The New Testament makes it very clear that if we want to give to God, the way to do that is through giving, caring, and loving His people. There are many, many Scriptures to support that. I don’t believe that God is primarily interested in my money; He is interested in my heart as I relate to other people. He is interested in what I do about the hungry, the strangers, the naked (or homeless), the sick and imprisoned (see Matthew 25: 34-46). Here’s a thought: If I have “money” that I want to give to God, I think God would have me to lovingly and cheerfully use that money, not under compulsion, to help care for those kinds of people whose paths cross mine.
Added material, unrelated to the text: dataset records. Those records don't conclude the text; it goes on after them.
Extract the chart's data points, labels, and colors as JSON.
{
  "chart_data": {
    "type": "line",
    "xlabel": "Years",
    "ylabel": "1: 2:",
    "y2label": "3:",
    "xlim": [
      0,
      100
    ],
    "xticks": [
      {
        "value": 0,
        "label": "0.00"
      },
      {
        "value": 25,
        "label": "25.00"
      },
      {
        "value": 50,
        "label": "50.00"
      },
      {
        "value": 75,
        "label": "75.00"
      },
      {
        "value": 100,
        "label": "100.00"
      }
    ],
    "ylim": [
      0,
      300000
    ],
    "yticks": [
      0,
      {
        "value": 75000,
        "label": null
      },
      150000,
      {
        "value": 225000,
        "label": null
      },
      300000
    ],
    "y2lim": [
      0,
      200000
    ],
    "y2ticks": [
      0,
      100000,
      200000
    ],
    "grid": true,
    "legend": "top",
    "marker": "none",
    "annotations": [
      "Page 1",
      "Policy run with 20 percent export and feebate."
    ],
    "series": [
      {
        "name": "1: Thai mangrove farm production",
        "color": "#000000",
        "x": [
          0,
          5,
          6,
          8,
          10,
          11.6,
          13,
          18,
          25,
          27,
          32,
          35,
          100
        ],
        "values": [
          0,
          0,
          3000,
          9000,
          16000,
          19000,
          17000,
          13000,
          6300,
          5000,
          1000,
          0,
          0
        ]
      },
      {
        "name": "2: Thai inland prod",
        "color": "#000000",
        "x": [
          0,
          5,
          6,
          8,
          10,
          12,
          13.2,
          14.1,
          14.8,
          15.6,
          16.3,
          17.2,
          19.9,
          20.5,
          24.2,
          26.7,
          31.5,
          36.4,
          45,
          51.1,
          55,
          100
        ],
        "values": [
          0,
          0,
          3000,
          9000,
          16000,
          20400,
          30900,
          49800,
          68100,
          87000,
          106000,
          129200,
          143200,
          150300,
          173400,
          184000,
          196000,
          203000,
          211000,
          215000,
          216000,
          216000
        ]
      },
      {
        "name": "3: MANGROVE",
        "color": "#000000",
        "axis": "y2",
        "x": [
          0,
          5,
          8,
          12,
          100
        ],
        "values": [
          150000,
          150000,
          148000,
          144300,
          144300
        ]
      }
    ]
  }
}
Institutional churches will have us to believe that with the money we give, they do care for people like that. Unfortunately, they have far too high overhead costs that they look after first out of that money. The mortgage on the church building has to be paid first. The utilities and office supplies have to be paid first. All the fancy electronic equipment and instruments have to be paid for first. The pastor(s) and other staff have to be paid for first. What’s left? Not much. Modern institutional churches depend on their version of tithing, and they will continue to teach that man-made version. Their very survival depends on it. Without that regular influx of money into their coffers, they will cease to exist in the same manner as any other business, without a regular cash flow, will also cease to exist. An institutional church is more alike a man-made business than many may realize in that they both require cash to survive.
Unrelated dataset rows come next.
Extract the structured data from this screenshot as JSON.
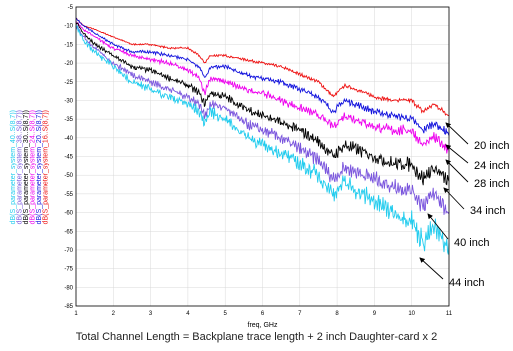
{
  "chart_data": {
    "type": "line",
    "xlabel": "freq, GHz",
    "ylabel": "",
    "xlim": [
      1,
      11
    ],
    "ylim": [
      -85,
      -5
    ],
    "x_ticks": [
      1,
      2,
      3,
      4,
      5,
      6,
      7,
      8,
      9,
      10,
      11
    ],
    "y_ticks": [
      -5,
      -10,
      -15,
      -20,
      -25,
      -30,
      -35,
      -40,
      -45,
      -50,
      -55,
      -60,
      -65,
      -70,
      -75,
      -80,
      -85
    ],
    "x": [
      1.0,
      1.2,
      1.5,
      2.0,
      2.5,
      3.0,
      3.5,
      4.0,
      4.3,
      4.45,
      4.6,
      5.0,
      5.5,
      6.0,
      6.5,
      7.0,
      7.5,
      7.9,
      8.2,
      8.5,
      9.0,
      9.5,
      10.0,
      10.3,
      10.6,
      11.0
    ],
    "series": [
      {
        "name": "dB(S_parameter_system_16..S(8,7))",
        "color": "#ee1111",
        "values": [
          -8,
          -10,
          -11,
          -13,
          -15,
          -15,
          -16,
          -16,
          -18,
          -20,
          -18,
          -18,
          -19,
          -20,
          -21,
          -23,
          -25,
          -29,
          -26,
          -27,
          -29,
          -30,
          -30,
          -33,
          -31,
          -34
        ]
      },
      {
        "name": "dB(S_parameter_system_20..S(8,7))",
        "color": "#1111dd",
        "values": [
          -8,
          -10,
          -12,
          -15,
          -17,
          -17,
          -18,
          -19,
          -21,
          -24,
          -21,
          -21,
          -23,
          -24,
          -25,
          -27,
          -29,
          -33,
          -30,
          -31,
          -33,
          -34,
          -35,
          -38,
          -36,
          -39
        ]
      },
      {
        "name": "dB(S_parameter_system_24..S(8,7))",
        "color": "#ee00ee",
        "values": [
          -9,
          -11,
          -13,
          -16,
          -18,
          -19,
          -20,
          -22,
          -24,
          -28,
          -24,
          -25,
          -27,
          -28,
          -30,
          -32,
          -34,
          -37,
          -34,
          -35,
          -37,
          -38,
          -38,
          -42,
          -40,
          -43
        ]
      },
      {
        "name": "dB(S_parameter_system_30..S(8,7))",
        "color": "#000000",
        "values": [
          -9,
          -12,
          -15,
          -18,
          -21,
          -22,
          -24,
          -26,
          -28,
          -31,
          -28,
          -29,
          -32,
          -34,
          -36,
          -38,
          -41,
          -45,
          -42,
          -43,
          -45,
          -47,
          -47,
          -51,
          -48,
          -52
        ]
      },
      {
        "name": "dB(S_parameter_system_38..S(8,7))",
        "color": "#7a55dd",
        "values": [
          -10,
          -13,
          -16,
          -20,
          -23,
          -25,
          -27,
          -29,
          -31,
          -34,
          -31,
          -32,
          -36,
          -38,
          -40,
          -43,
          -46,
          -51,
          -48,
          -49,
          -51,
          -53,
          -54,
          -58,
          -55,
          -60
        ]
      },
      {
        "name": "dB(S_parameter_system_40..S(8,7))",
        "color": "#22ccee",
        "values": [
          -10,
          -14,
          -17,
          -21,
          -25,
          -27,
          -29,
          -31,
          -33,
          -36,
          -33,
          -35,
          -39,
          -42,
          -44,
          -47,
          -50,
          -55,
          -52,
          -54,
          -57,
          -60,
          -62,
          -68,
          -64,
          -70
        ]
      }
    ],
    "annotations": [
      "20 inch",
      "24 inch",
      "28 inch",
      "34 inch",
      "40 inch",
      "44 inch"
    ]
  },
  "caption": "Total Channel Length = Backplane trace length + 2 inch Daughter-card x 2"
}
New Testament is Loving and Alms-Giving Grace
In 1 Corinthians 9:20, to paraphrase Paul, the faith of a Christian means that he/she is no longer under the requirements of the Law. As a matter of fact, Paul also says that “the entire law is summed up in a single command: ‘love your neighbour as yourself’”(Galatians 5:14). Paul says further that “there is no law” (Galatians 5:22) if we are living by the fruit of the Spirit (love, joy, peace, patience, kindness, goodness, faithfulness, gentleness and self-control). In Romans 13:10 we also read, “love is the fulfilment of the law.”

Did New Testament Christians give money? Certainly they did, but not to an institutional system. They shared everything and there were no needy people among them (Acts 4: 32-37). They gave to meet the needs of the poor in Jerusalem (1 Corinthians 16: 1-4). They gave as much as they were able (and more) and out of overflowing joy (2 Corinthians 8: 1-7). The widow’s mite comes to mind (Mark 12: 41-44). Did that woman give a “tithe” (or only 10%)? No she gave everything she had (100%). The point is, do we think that the Lord is content with only 10 percent of us? Shouldn’t we rather focus on how to give God our “all,” as in 100 percent?
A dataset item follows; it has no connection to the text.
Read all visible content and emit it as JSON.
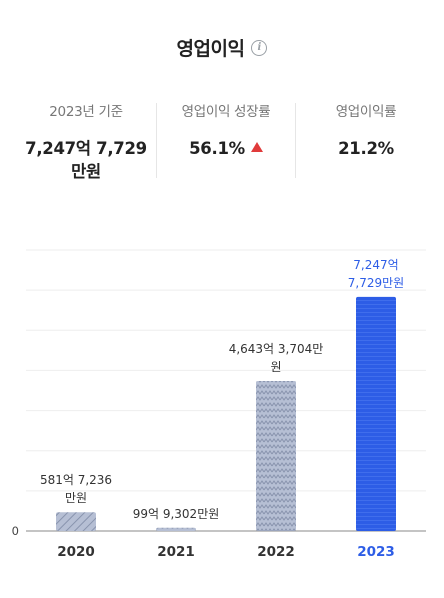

The End of the Matter (for me)
So much more could be said about “tithing.” So much more has been said about “tithing.” The thoughts above are only my humble musings. Though I’ve grown to dislike the institutional church system, as God enables me, I continue to strive to love the people within that system. I guess like everyone else, this is a life-long journey and I doubt we will fully get there this side of Glory.

That's the way I see it anyway. Peace.